Richey later shot a black bear, and co-host Forrest Parker shot a moose. Curtis Flemming, host of a fly-fishing TV show, shot a mule deer during that hunt.
In 2011, Moore shot a bull elk during a hunt and Cooke shot a moose.
None of the artists or others participating in the "Sovereign Sportsmen" hunts are accused of a crime.
There are only between five and 10 hunting licenses for each big-game species available to non-tribal members each year, with each license costing between $1,500 and $12,000 depending on the animal.
St. Goddard is a former member of the Blackfeet Tribal Business Council, the tribe's governing body, Wells has been suspended from the council and Skunkcap was the tribe's Fish and Game director. The three men reached agreements with federal prosecutors that called for them to plead guilty to the illegal sale of wildlife and theft from a tribal government receiving federal funding.

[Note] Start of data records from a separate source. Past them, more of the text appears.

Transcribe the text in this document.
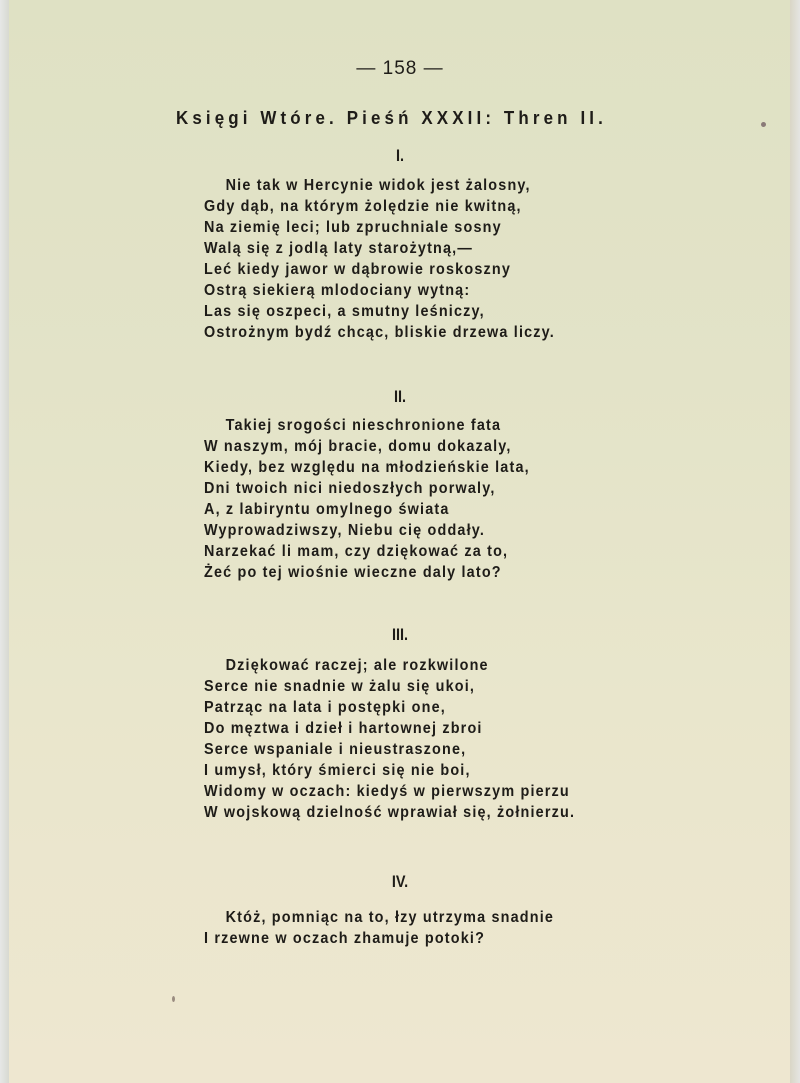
— 158 —
Księgi Wtóre. Pieśń XXXII: Thren II.
I.
Nie tak w Hercynie widok jest żalosny,
Gdy dąb, na którym żolędzie nie kwitną,
Na ziemię leci; lub zpruchniale sosny
Walą się z jodlą laty starożytną,—
Leć kiedy jawor w dąbrowie roskoszny
Ostrą siekierą mlodociany wytną:
Las się oszpeci, a smutny leśniczy,
Ostrożnym bydź chcąc, bliskie drzewa liczy.
II.
Takiej srogości nieschronione fata
W naszym, mój bracie, domu dokazaly,
Kiedy, bez względu na młodzieńskie lata,
Dni twoich nici niedoszłych porwaly,
A, z labiryntu omylnego świata
Wyprowadziwszy, Niebu cię oddały.
Narzekać li mam, czy dziękować za to,
Żeć po tej wiośnie wieczne daly lato?
III.
Dziękować raczej; ale rozkwilone
Serce nie snadnie w żalu się ukoi,
Patrząc na lata i postępki one,
Do męztwa i dzieł i hartownej zbroi
Serce wspaniale i nieustraszone,
I umysł, który śmierci się nie boi,
Widomy w oczach: kiedyś w pierwszym pierzu
W wojskową dzielność wprawiał się, żołnierzu.
IV.
Któż, pomniąc na to, łzy utrzyma snadnie
I rzewne w oczach zhamuje potoki?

The U.S. attorney's office would drop four other charges under the plea deals.
The sale of illegal wildlife charge carries a maximum penalty of five years in prison and a $250,000 fine, while the theft charge carries a 10-year maximum prison sentence and a $250,000 fine.
Assistant U.S. Attorney said prosecutors also are likely to ask for restitution to the tribe of up to $70,000.
U.S. District Judge Sam Haddon accepted the guilty pleas but said he wasn't prepared to accept the plea agreements yet. If he decides to reject them, the men can withdraw their guilty pleas, he said.
The judge's reluctance appeared to be related, in part, to a condition of the plea deals that says the men could appeal an earlier ruling by Haddon that bars them from calling tribal elders to testify that tribal customs carry the same weight as written ordinances under tribal law.
The three tribal members had argued it is customary for a council member to grant a dignitary a hunt on the reservation.
Federal prosecutors responded by saying only the judge, not jurors, can decide questions of law, such as whether customs have equal footing as written tribal laws. Haddon agreed and ruled the witnesses would not be allowed to testify at trial.
Without that defence, there were few options but for the men's attorneys to cut a plea deal, Johnson said.
The judge said he would take the plea agreement under advisement but did not say when he would make a ruling.
He released the men until sentencing on June 24.